Windows 10 emergency update: US government just issued warning

Microsoft late last week issued an emergency patch for Windows 10, prompting the U.S. Department of Homeland Security to issue its own alert urging owners of affected systems to run the update.

“Microsoft has released security updates to address remote code execution vulnerabilities affecting Windows Codecs Library and Visual Studio Code,” wrote the DHS’ Cybersecurity and Infrastructure Security Agency (CISA) on Friday (Oct. 16).”An attacker could exploit these vulnerabilities to take control of an affected system.”

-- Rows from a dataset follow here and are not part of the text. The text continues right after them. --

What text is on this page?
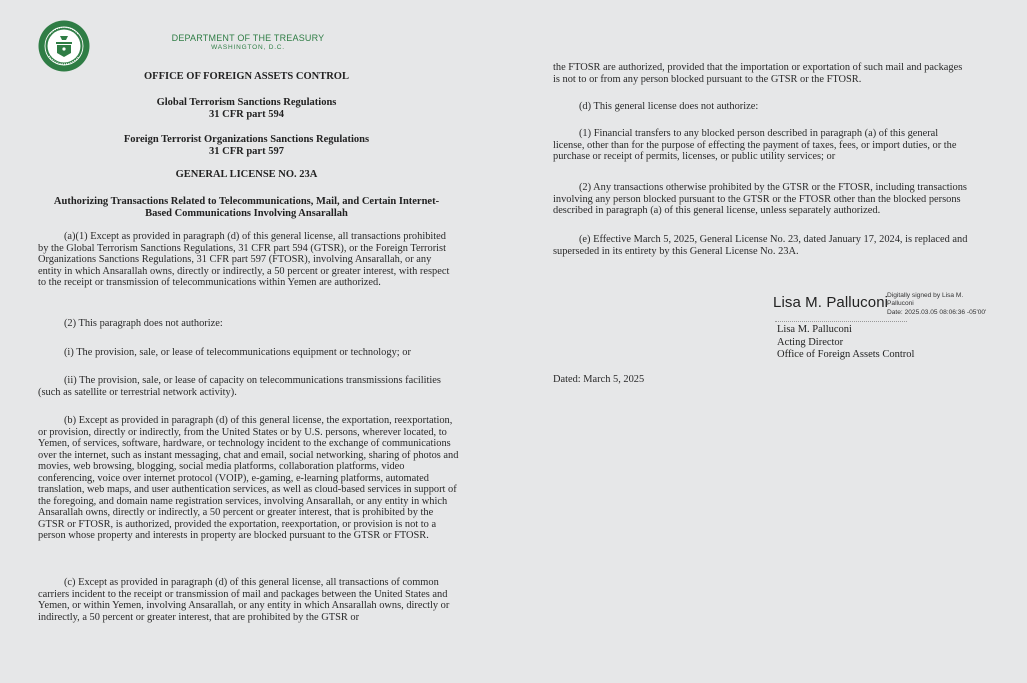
DEPARTMENT OF THE TREASURY
WASHINGTON, D.C.
OFFICE OF FOREIGN ASSETS CONTROL
Global Terrorism Sanctions Regulations
31 CFR part 594
Foreign Terrorist Organizations Sanctions Regulations
31 CFR part 597
GENERAL LICENSE NO. 23A
Authorizing Transactions Related to Telecommunications, Mail, and Certain Internet-
Based Communications Involving Ansarallah

(a)(1) Except as provided in paragraph (d) of this general license, all transactions prohibited by the Global Terrorism Sanctions Regulations, 31 CFR part 594 (GTSR), or the Foreign Terrorist Organizations Sanctions Regulations, 31 CFR part 597 (FTOSR), involving Ansarallah, or any entity in which Ansarallah owns, directly or indirectly, a 50 percent or greater interest, with respect to the receipt or transmission of telecommunications within Yemen are authorized.

(2) This paragraph does not authorize:

(i) The provision, sale, or lease of telecommunications equipment or technology; or

(ii) The provision, sale, or lease of capacity on telecommunications transmissions facilities (such as satellite or terrestrial network activity).

(b) Except as provided in paragraph (d) of this general license, the exportation, reexportation, or provision, directly or indirectly, from the United States or by U.S. persons, wherever located, to Yemen, of services, software, hardware, or technology incident to the exchange of communications over the internet, such as instant messaging, chat and email, social networking, sharing of photos and movies, web browsing, blogging, social media platforms, collaboration platforms, video conferencing, voice over internet protocol (VOIP), e-gaming, e-learning platforms, automated translation, web maps, and user authentication services, as well as cloud-based services in support of the foregoing, and domain name registration services, involving Ansarallah, or any entity in which Ansarallah owns, directly or indirectly, a 50 percent or greater interest, that is prohibited by the GTSR or FTOSR, is authorized, provided the exportation, reexportation, or provision is not to a person whose property and interests in property are blocked pursuant to the GTSR or FTOSR.

(c) Except as provided in paragraph (d) of this general license, all transactions of common carriers incident to the receipt or transmission of mail and packages between the United States and Yemen, or within Yemen, involving Ansarallah, or any entity in which Ansarallah owns, directly or indirectly, a 50 percent or greater interest, that are prohibited by the GTSR or

the FTOSR are authorized, provided that the importation or exportation of such mail and packages is not to or from any person blocked pursuant to the GTSR or the FTOSR.

(d) This general license does not authorize:

(1) Financial transfers to any blocked person described in paragraph (a) of this general license, other than for the purpose of effecting the payment of taxes, fees, or import duties, or the purchase or receipt of permits, licenses, or public utility services; or

(2) Any transactions otherwise prohibited by the GTSR or the FTOSR, including transactions involving any person blocked pursuant to the GTSR or the FTOSR other than the blocked persons described in paragraph (a) of this general license, unless separately authorized.

(e) Effective March 5, 2025, General License No. 23, dated January 17, 2024, is replaced and superseded in its entirety by this General License No. 23A.

Dated: March 5, 2025
Lisa M. Palluconi
Digitally signed by Lisa M.
Palluconi
Date: 2025.03.05 08:06:36 -05'00'
Lisa M. Palluconi
Acting Director
Office of Foreign Assets Control
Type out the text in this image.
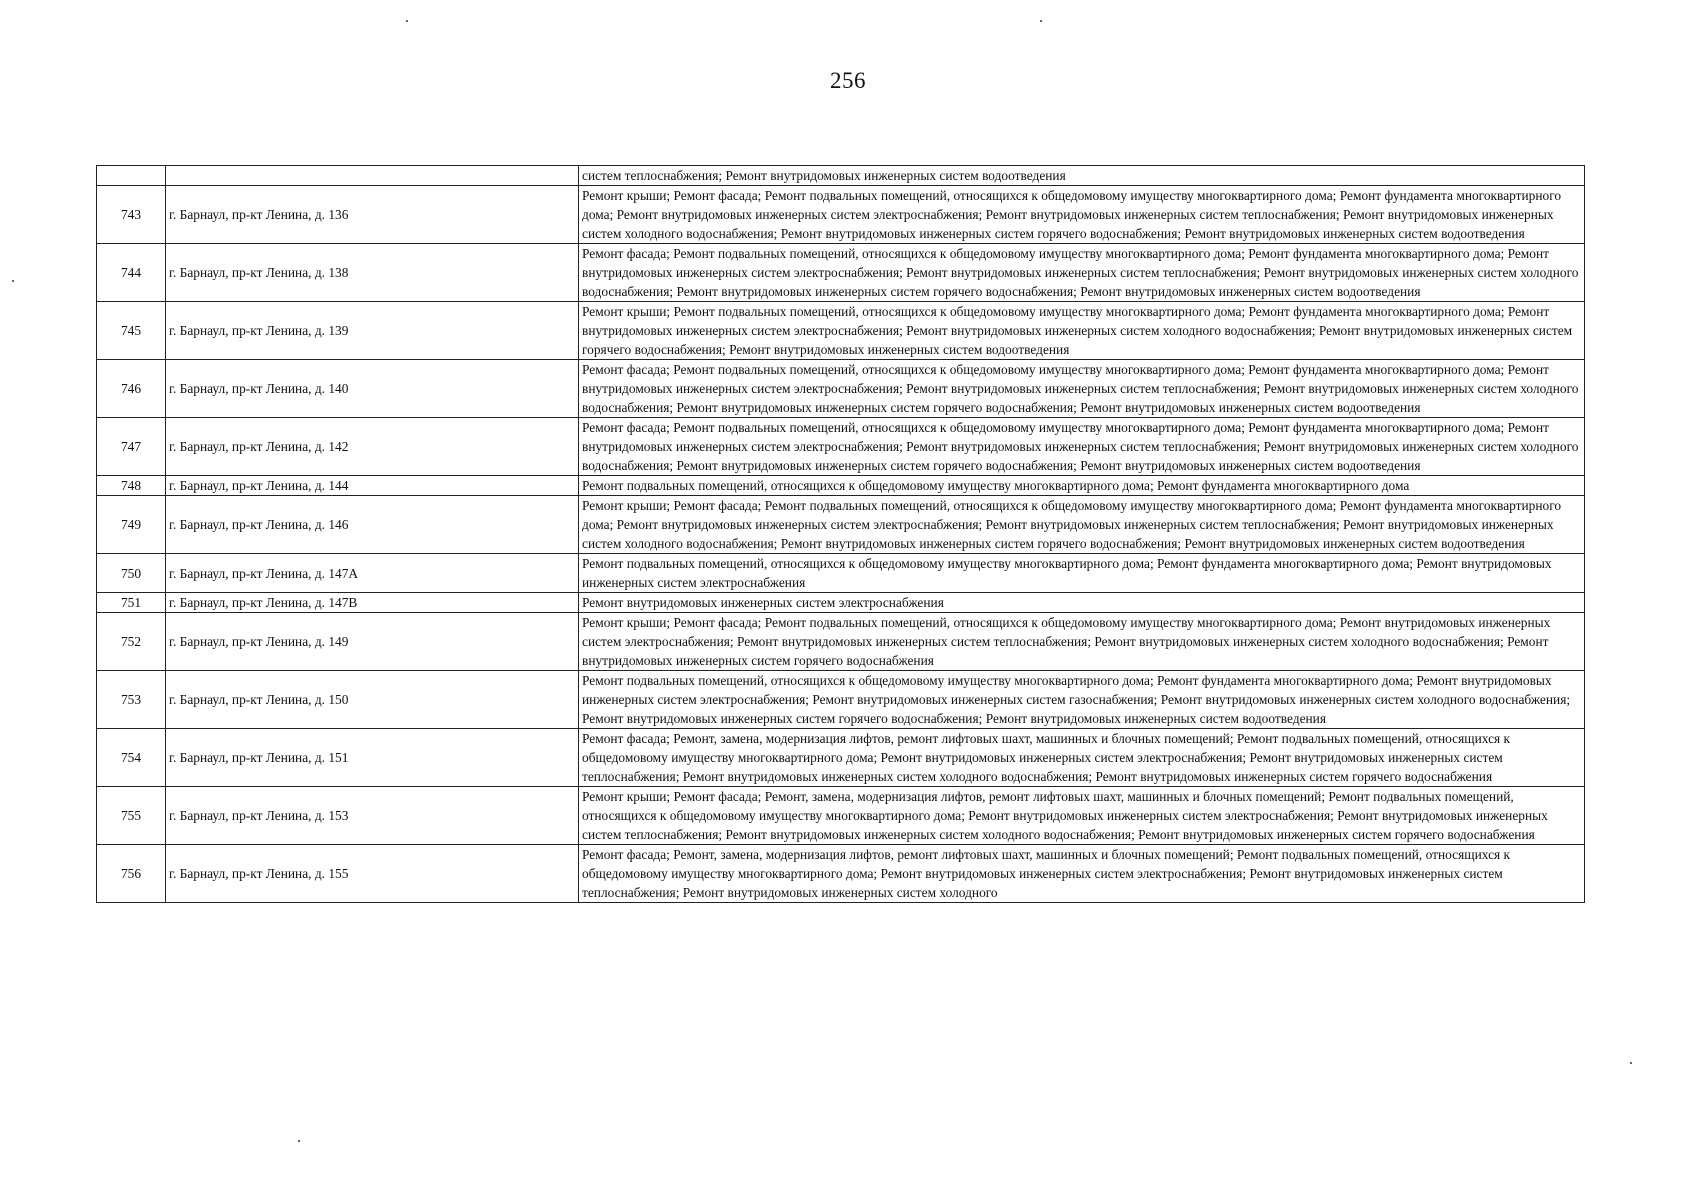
256
		систем теплоснабжения; Ремонт внутридомовых инженерных систем водоотведения
743	г. Барнаул, пр-кт Ленина, д. 136	Ремонт крыши; Ремонт фасада; Ремонт подвальных помещений, относящихся к общедомовому имуществу многоквартирного дома; Ремонт фундамента многоквартирного дома; Ремонт внутридомовых инженерных систем электроснабжения; Ремонт внутридомовых инженерных систем теплоснабжения; Ремонт внутридомовых инженерных систем холодного водоснабжения; Ремонт внутридомовых инженерных систем горячего водоснабжения; Ремонт внутридомовых инженерных систем водоотведения
744	г. Барнаул, пр-кт Ленина, д. 138	Ремонт фасада; Ремонт подвальных помещений, относящихся к общедомовому имуществу многоквартирного дома; Ремонт фундамента многоквартирного дома; Ремонт внутридомовых инженерных систем электроснабжения; Ремонт внутридомовых инженерных систем теплоснабжения; Ремонт внутридомовых инженерных систем холодного водоснабжения; Ремонт внутридомовых инженерных систем горячего водоснабжения; Ремонт внутридомовых инженерных систем водоотведения
745	г. Барнаул, пр-кт Ленина, д. 139	Ремонт крыши; Ремонт подвальных помещений, относящихся к общедомовому имуществу многоквартирного дома; Ремонт фундамента многоквартирного дома; Ремонт внутридомовых инженерных систем электроснабжения; Ремонт внутридомовых инженерных систем холодного водоснабжения; Ремонт внутридомовых инженерных систем горячего водоснабжения; Ремонт внутридомовых инженерных систем водоотведения
746	г. Барнаул, пр-кт Ленина, д. 140	Ремонт фасада; Ремонт подвальных помещений, относящихся к общедомовому имуществу многоквартирного дома; Ремонт фундамента многоквартирного дома; Ремонт внутридомовых инженерных систем электроснабжения; Ремонт внутридомовых инженерных систем теплоснабжения; Ремонт внутридомовых инженерных систем холодного водоснабжения; Ремонт внутридомовых инженерных систем горячего водоснабжения; Ремонт внутридомовых инженерных систем водоотведения
747	г. Барнаул, пр-кт Ленина, д. 142	Ремонт фасада; Ремонт подвальных помещений, относящихся к общедомовому имуществу многоквартирного дома; Ремонт фундамента многоквартирного дома; Ремонт внутридомовых инженерных систем электроснабжения; Ремонт внутридомовых инженерных систем теплоснабжения; Ремонт внутридомовых инженерных систем холодного водоснабжения; Ремонт внутридомовых инженерных систем горячего водоснабжения; Ремонт внутридомовых инженерных систем водоотведения
748	г. Барнаул, пр-кт Ленина, д. 144	Ремонт подвальных помещений, относящихся к общедомовому имуществу многоквартирного дома; Ремонт фундамента многоквартирного дома
749	г. Барнаул, пр-кт Ленина, д. 146	Ремонт крыши; Ремонт фасада; Ремонт подвальных помещений, относящихся к общедомовому имуществу многоквартирного дома; Ремонт фундамента многоквартирного дома; Ремонт внутридомовых инженерных систем электроснабжения; Ремонт внутридомовых инженерных систем теплоснабжения; Ремонт внутридомовых инженерных систем холодного водоснабжения; Ремонт внутридомовых инженерных систем горячего водоснабжения; Ремонт внутридомовых инженерных систем водоотведения
750	г. Барнаул, пр-кт Ленина, д. 147А	Ремонт подвальных помещений, относящихся к общедомовому имуществу многоквартирного дома; Ремонт фундамента многоквартирного дома; Ремонт внутридомовых инженерных систем электроснабжения
751	г. Барнаул, пр-кт Ленина, д. 147В	Ремонт внутридомовых инженерных систем электроснабжения
752	г. Барнаул, пр-кт Ленина, д. 149	Ремонт крыши; Ремонт фасада; Ремонт подвальных помещений, относящихся к общедомовому имуществу многоквартирного дома; Ремонт внутридомовых инженерных систем электроснабжения; Ремонт внутридомовых инженерных систем теплоснабжения; Ремонт внутридомовых инженерных систем холодного водоснабжения; Ремонт внутридомовых инженерных систем горячего водоснабжения
753	г. Барнаул, пр-кт Ленина, д. 150	Ремонт подвальных помещений, относящихся к общедомовому имуществу многоквартирного дома; Ремонт фундамента многоквартирного дома; Ремонт внутридомовых инженерных систем электроснабжения; Ремонт внутридомовых инженерных систем газоснабжения; Ремонт внутридомовых инженерных систем холодного водоснабжения; Ремонт внутридомовых инженерных систем горячего водоснабжения; Ремонт внутридомовых инженерных систем водоотведения
754	г. Барнаул, пр-кт Ленина, д. 151	Ремонт фасада; Ремонт, замена, модернизация лифтов, ремонт лифтовых шахт, машинных и блочных помещений; Ремонт подвальных помещений, относящихся к общедомовому имуществу многоквартирного дома; Ремонт внутридомовых инженерных систем электроснабжения; Ремонт внутридомовых инженерных систем теплоснабжения; Ремонт внутридомовых инженерных систем холодного водоснабжения; Ремонт внутридомовых инженерных систем горячего водоснабжения
755	г. Барнаул, пр-кт Ленина, д. 153	Ремонт крыши; Ремонт фасада; Ремонт, замена, модернизация лифтов, ремонт лифтовых шахт, машинных и блочных помещений; Ремонт подвальных помещений, относящихся к общедомовому имуществу многоквартирного дома; Ремонт внутридомовых инженерных систем электроснабжения; Ремонт внутридомовых инженерных систем теплоснабжения; Ремонт внутридомовых инженерных систем холодного водоснабжения; Ремонт внутридомовых инженерных систем горячего водоснабжения
756	г. Барнаул, пр-кт Ленина, д. 155	Ремонт фасада; Ремонт, замена, модернизация лифтов, ремонт лифтовых шахт, машинных и блочных помещений; Ремонт подвальных помещений, относящихся к общедомовому имуществу многоквартирного дома; Ремонт внутридомовых инженерных систем электроснабжения; Ремонт внутридомовых инженерных систем теплоснабжения; Ремонт внутридомовых инженерных систем холодного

The flaws affect computers on which users have installed either a High Efficiency Video Coding (HEVC) plug-in to play specially compressed videos (including 4K Blu-ray discs or videos shot on recent iPhones) or the Microsoft Visual Studio software-development program. 

If the HEVC plug-in was installed from the Windows Store, it should update itself; otherwise, users should update the software manually. Likewise, Microsoft Visual Studio should also be updated manually.

How this hack works

Remote code execution (RCE) is when a hacker can reach out across the internet and attack your machine. It’s more serious than local code execution, where the attacker needs to have physical access to your computer.

In this case, there are two RCE vulnerabilities. According to Microsoft’s own security advisories, the first flaw affects the way Windows 10 handles video compression in HEVC and can be exploited by “a specially crafted image file” — i.e., a malicious image. 

The other flaw exists in Visual Studio and can be exploited “when a user is tricked into opening a malicious ‘package.json’ file.”

Because exploiting either vulnerability requires some interaction from the user, even if it’s just to download a malicious file, the patches are rated as “Important” rather than “Critical.”

Neither flaw had yet been exploited in the wild as of late last week, Microsoft said, and not enough details were disclosed to make exploitation easy to achieve. But crooks and hackers are likely taking apart the released patches to find out how to attack the vulnerabilities.